Far from just a simple village Mt. Gretna is a quilt of fragments of several municipalities that gives new meaning to the word "balkan." Our Balkan Mountains are a few square miles of gentle forested Appalachian foothills and their highest peak "Governor Dick" hill, elevation, 666 ft. Water runs down it's slopes into all parts of Mt. Gretna, eventually ending in the majestic 10-acre Lake Conewago.
The only residents who can legally claim to live in "Mt. Gretna" are the approximately 200 households in the "Borough of Mt Gretna" that also calls itself the "Pennsylvania Chautauqua," and thus has two governing bodies and budgets. Others live in sections called Campmeeting, Mt. Gretna Heights, Conewago Hill, Timber Hills and Stoberdale, actually residing in the corners of townships: South Annville, South Londonderry, West Cornwall, all meeting the Borough near the post office.
The only remotely common features of the community are the Fire Company, the Sewer Authority and the Post Office. Most walks to the post office (or flow through the drains) cut through several school districts and gerrymandered electoral districts. Even the county court house can be confused about the latter. My district extends all the way to the Philadelphia 'Main Line,' its shape often likened to an pouncing dragon with part of Gretna in its teeth. Among the main unifying Gretna ideas is the prevailing conviction that attempts to consolidate services among these quilt patches are actually schemes to increase taxes, though most Gretnans, like Californians, live unaware of the fault lines they cross every day.
As a results of these peculiarities, the actual population of Mt. Gretna is indeterminate. Typical guesses range from 1,600 to 2,200 people, the higher figure for summer. Many residents join one or more organizations like The Outdoor Art Show, Gretna Theater, Gretna Music, Cicada, Heritage and Bible Festivals, Historical Society, Chautauqua Summer Programs and Foundation, Organ Concerts, Arts Council, Socrates Cafe, book and film clubs, and others. Some members of each view 'the others' with suspicion or jealousy as competitors. They actually do compete -- for contributions, audiences and venues. A list of Gretna 501c organizations would fill a page! And, I should add: there are five restaurants, several small businesses and, get this, a Roller Rink and Psychiatric Hospital!

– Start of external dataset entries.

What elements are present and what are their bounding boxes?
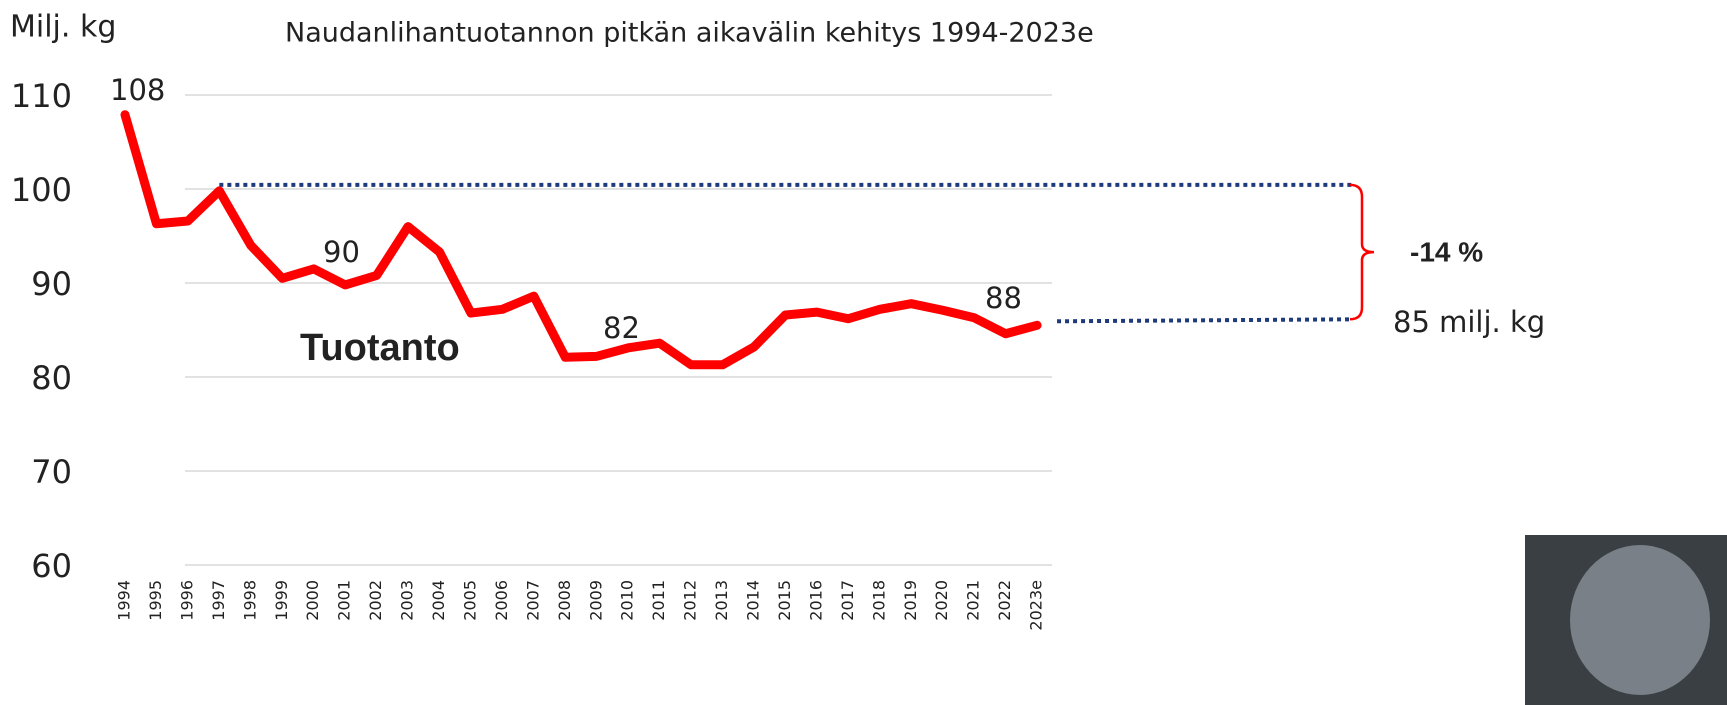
x-tick-label: 2021	[964, 580, 983, 621]
annotation: 82	[603, 311, 640, 345]
x-tick-label: 1997	[209, 580, 228, 621]
x-tick-label: 2019	[901, 580, 920, 621]
annotation: 108	[110, 73, 165, 107]
annotation: 85 milj. kg	[1393, 305, 1545, 339]
chart-title: Naudanlihantuotannon pitkän aikavälin ke…	[285, 18, 1094, 49]
x-tick-label: 2004	[429, 580, 448, 621]
x-tick-label: 2010	[618, 580, 637, 621]
x-tick-label: 2012	[681, 580, 700, 621]
annotation: 88	[985, 281, 1022, 315]
x-tick-label: 2020	[932, 580, 951, 621]
x-tick-label: 2000	[303, 580, 322, 621]
x-tick-label: 2007	[523, 580, 542, 621]
x-tick-label: 1999	[272, 580, 291, 621]
y-tick-label: 110	[11, 77, 72, 115]
annotation: 90	[323, 235, 360, 269]
series-label: Tuotanto	[300, 327, 460, 369]
x-tick-label: 2017	[838, 580, 857, 621]
x-tick-label: 2008	[555, 580, 574, 621]
x-tick-label: 2002	[366, 580, 385, 621]
x-tick-label: 2022	[995, 580, 1014, 621]
x-tick-label: 1994	[115, 580, 134, 621]
y-tick-label: 100	[11, 171, 72, 209]
x-tick-label: 2005	[460, 580, 479, 621]
x-tick-label: 2016	[806, 580, 825, 621]
x-tick-label: 2006	[492, 580, 511, 621]
x-tick-label: 1995	[146, 580, 165, 621]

Alas, our narrow gauge railway, three hotels and an amusement park vanished during the last century.
And though our forested hills are now surrounded by a sea of recently-harvested cornfields where Trump signs sprout like weeds, political inclinations of Metropolitan Gretna remain largely unpolled and uncertain, though it is fair to guess that, owing to a concentration of artists, writers, gay couples, professors and professionals, the place is an oasis of liberalism in our conservative "Alabama" middle of Pennsylvania.
My post-office walk takes me through two townships into a borough, two electoral districts and three ecclesiastical domains. Yesterday while crossing the Campmeeting, founded in 1892 and home of the Annual Bible Festival, I came upon two golden-agers engaged in a violent shouting match -- I dare not repeat most of it -- and on the verge of a fistfight. My approach enabled one to scamper away to safety, shouting back over his shoulder.
"I only asked why he had a Hillary sign in his front yard," said the remaining octogenarian. "Why should he take offense? I only asked him to tell me what Hillary has ever done to qualify herself for President. Why can't we have a reasonable discussion? I read everything, learn from the internet and TV and stay well-informed. I'm a good citizen and welcome other opinions. I just wanted to know."
"You certainly must be a good and well-informed citizen," I affirmed, trying to avoid replacing the escapee as a target. "I too enjoy rational discussions as opposed to trading insults."
But he continued, "I just learned why the Ambassador was killed in Benghazi!" "Why," I cautiously asked. "He had discovered that Hillary and Obama were running a drug cartel and so they didn't rescue him when the terrorists attacked." It seems Trumpism has even infected us here.
Finally, I should mention the most important unifying feature of Mt. Gretna: people choose to live and come here because they love it, albeit for varied reasons, and want to participate. Perhaps that also explains a strong resistance to change. We are a community to which almost everyone volunteers time and effort, and thus each of us has an identification beyond just 'resident.' We know most of our neighbors and take care of one another, meet often, serve common though diverse, goals. We don't always agree and discussions sometimes become heated, but when you need help, there is always someone to call.
So now you know why there is chamber music here.